Dunia Bawah Tanah Paris
OLEH KORESPONDEN SEDARLAH! DI PRANCIS
SAYA menekan nomor telepon itu, dengan cemas berharap agar ada yang mengangkatnya. ”Halo! Halo!” kata saya. ”Kunci mobil saya jatuh ke selokan! Tolong datang secepatnya!” Satu regu khusus pekerja pelimbahan tiba dalam waktu singkat. Tugas mereka adalah menangani selokan yang tersumbat, menguras air dari ruang bawah tanah yang tergenang, serta menyelamatkan kunci, kacamata, dompet, dan bahkan binatang peliharaan yang sering terjatuh ke dalam salah satu dari ke-18.000 selokan di Paris. Mereka mendapatkan kembali kunci saya, dan dengan napas lega, saya mengucapkan terima kasih sebesar-besarnya kepada mereka.

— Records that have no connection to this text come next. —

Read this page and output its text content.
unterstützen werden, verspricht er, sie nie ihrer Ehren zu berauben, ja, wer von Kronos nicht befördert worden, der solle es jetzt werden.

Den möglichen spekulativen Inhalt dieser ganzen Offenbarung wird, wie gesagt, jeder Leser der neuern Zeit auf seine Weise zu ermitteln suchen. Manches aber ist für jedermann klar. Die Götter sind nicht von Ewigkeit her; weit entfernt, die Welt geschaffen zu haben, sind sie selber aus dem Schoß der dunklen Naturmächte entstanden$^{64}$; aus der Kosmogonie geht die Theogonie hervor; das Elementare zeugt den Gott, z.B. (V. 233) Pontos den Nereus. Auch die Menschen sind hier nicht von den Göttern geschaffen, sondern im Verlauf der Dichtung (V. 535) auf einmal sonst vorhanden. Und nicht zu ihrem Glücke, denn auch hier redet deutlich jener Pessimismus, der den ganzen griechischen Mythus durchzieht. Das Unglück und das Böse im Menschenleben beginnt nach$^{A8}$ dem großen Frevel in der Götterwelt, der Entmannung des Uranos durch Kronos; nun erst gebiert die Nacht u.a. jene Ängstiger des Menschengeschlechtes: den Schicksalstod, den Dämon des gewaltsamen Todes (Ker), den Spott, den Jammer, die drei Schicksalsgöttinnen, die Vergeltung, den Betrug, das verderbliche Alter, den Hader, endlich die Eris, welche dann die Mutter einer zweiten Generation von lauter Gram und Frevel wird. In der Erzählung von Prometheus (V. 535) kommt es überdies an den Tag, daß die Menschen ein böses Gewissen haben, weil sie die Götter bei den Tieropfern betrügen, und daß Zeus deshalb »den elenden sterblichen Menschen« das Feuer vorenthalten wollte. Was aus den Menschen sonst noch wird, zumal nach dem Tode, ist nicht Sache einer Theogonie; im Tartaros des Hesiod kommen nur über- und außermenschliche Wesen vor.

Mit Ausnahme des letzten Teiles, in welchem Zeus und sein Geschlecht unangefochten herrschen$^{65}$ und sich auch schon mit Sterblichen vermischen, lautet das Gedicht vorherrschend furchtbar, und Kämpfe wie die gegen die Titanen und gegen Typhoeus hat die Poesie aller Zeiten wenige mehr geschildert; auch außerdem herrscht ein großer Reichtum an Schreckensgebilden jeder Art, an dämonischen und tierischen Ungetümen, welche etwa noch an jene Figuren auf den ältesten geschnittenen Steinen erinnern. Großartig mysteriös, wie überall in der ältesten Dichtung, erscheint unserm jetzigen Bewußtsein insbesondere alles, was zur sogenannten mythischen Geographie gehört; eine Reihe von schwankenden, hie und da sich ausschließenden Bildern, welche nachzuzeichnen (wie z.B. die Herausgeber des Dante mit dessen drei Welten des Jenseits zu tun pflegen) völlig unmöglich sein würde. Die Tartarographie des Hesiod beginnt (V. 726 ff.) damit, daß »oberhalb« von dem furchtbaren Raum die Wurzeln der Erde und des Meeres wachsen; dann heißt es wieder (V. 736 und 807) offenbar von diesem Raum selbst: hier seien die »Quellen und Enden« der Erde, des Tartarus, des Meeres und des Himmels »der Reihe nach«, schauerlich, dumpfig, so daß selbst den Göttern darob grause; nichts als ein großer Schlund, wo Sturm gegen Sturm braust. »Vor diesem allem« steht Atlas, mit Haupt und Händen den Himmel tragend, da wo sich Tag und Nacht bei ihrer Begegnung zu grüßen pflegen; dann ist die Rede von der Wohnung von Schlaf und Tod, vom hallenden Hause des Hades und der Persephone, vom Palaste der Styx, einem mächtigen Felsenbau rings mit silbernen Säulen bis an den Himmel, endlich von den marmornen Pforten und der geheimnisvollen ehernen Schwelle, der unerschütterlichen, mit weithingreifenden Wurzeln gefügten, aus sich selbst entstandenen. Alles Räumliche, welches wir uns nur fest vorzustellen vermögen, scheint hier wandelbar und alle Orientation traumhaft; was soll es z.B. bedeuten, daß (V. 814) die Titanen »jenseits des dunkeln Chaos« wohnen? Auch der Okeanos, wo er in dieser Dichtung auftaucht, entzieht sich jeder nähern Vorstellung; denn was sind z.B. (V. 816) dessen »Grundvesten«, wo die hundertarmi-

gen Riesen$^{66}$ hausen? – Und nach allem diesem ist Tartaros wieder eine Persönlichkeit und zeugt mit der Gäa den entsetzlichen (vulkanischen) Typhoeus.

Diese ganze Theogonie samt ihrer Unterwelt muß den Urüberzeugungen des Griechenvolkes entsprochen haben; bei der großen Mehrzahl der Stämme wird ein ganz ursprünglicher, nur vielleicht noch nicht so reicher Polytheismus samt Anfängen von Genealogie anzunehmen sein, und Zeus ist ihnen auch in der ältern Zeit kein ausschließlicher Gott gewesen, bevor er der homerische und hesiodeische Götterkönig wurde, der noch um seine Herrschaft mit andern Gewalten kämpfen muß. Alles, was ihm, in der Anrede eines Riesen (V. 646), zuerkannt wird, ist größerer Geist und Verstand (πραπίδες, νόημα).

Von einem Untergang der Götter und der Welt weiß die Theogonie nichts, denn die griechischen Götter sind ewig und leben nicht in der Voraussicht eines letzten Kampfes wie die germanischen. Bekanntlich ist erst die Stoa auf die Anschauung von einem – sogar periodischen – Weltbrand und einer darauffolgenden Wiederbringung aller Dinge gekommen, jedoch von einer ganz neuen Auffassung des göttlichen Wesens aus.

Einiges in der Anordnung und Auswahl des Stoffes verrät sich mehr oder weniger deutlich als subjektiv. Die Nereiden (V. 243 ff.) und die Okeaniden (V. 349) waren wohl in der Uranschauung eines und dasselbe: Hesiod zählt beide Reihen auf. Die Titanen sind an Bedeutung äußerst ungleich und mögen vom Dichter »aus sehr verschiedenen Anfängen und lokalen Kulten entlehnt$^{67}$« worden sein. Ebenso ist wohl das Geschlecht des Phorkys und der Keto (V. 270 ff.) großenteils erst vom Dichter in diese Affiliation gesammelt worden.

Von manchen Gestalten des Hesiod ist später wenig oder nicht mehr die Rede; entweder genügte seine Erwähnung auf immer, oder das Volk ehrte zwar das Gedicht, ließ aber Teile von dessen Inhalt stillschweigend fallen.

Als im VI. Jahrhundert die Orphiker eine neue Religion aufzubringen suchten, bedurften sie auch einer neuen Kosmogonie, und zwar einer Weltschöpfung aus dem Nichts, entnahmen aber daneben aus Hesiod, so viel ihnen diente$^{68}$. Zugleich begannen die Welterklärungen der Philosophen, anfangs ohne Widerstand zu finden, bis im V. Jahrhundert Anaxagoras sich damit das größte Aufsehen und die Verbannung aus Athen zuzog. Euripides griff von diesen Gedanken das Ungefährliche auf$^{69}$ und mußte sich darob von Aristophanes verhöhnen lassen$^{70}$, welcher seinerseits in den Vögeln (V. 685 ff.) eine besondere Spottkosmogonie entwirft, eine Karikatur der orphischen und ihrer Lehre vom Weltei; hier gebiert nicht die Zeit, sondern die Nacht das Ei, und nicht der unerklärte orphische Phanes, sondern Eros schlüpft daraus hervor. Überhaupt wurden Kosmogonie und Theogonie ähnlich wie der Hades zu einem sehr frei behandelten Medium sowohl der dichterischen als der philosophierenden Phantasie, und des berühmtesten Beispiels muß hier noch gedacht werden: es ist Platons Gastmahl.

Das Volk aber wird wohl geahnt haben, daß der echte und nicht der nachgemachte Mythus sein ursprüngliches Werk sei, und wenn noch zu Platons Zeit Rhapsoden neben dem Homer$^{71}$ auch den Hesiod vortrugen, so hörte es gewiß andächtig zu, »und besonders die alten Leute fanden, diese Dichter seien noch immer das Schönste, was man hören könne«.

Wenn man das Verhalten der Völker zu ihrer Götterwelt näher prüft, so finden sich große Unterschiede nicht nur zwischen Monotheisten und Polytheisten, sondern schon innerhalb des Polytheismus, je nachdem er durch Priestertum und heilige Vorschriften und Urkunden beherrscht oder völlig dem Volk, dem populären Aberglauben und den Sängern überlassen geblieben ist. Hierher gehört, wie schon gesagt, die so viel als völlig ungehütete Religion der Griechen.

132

Pada hari berikutnya, saya memutuskan untuk mengunjungi Musée des Égouts (Museum Pelimbahan) di kawasan Left Bank dari Sungai Seine, berseberangan dengan kapal-kapal wisata sungai yang terkenal dan di bawah naungan Menara Eiffel. Selama kira-kira 130 tahun, Paris dapat membanggakan dunia bawah tanahnya. Saya mencari tahu alasannya dengan meniru lebih dari 90.000 orang yang dengan rasa ingin tahu mengunjungi museum yang unik ini. Ikutlah bersama saya untuk melihat dari dekat apa yang disebut oleh penulis Prancis abad ke-19 yang terkenal, Victor Hugo, sebagai ”usus Lewiatan”—sistem pelimbahan Paris.
”Usus” yang Dapat Dimasuki
Setelah turun kira-kira 5 meter di bawah tanah, saya melihat pajangan pertama museum itu—seekor tikus yang telah diawetkan. Bulu kuduk saya merinding! Konon, untuk setiap penduduk Paris, ada tiga ekor tikus, yang kebal terhadap racun yang paling hebat sekalipun. Yang pasti, mereka sama sekali tidak kekurangan makanan. Setiap hari, tikus-tikus itu melahap 100 ton, atau sepertiga, dari limbah di selokan.
Batu, paku, kunci, dan benda-benda berat lainnya bercampur dengan air limbah dan hujan hingga menyesaki selokan. Dilatarbelakangi suara tetesan air, saya mengamati mesin-mesin yang membersihkan ”usus” raksasa sepanjang 2.100 kilometer ini. Setiap tahun, sekitar seribu pekerja menyingkirkan 15.000 meter kubik limbah. Lumpur, cucuran air kotor, tembok berlumut, dan banjir dadakan dapat mempersulit tugas para pekerja pelimbahan ini.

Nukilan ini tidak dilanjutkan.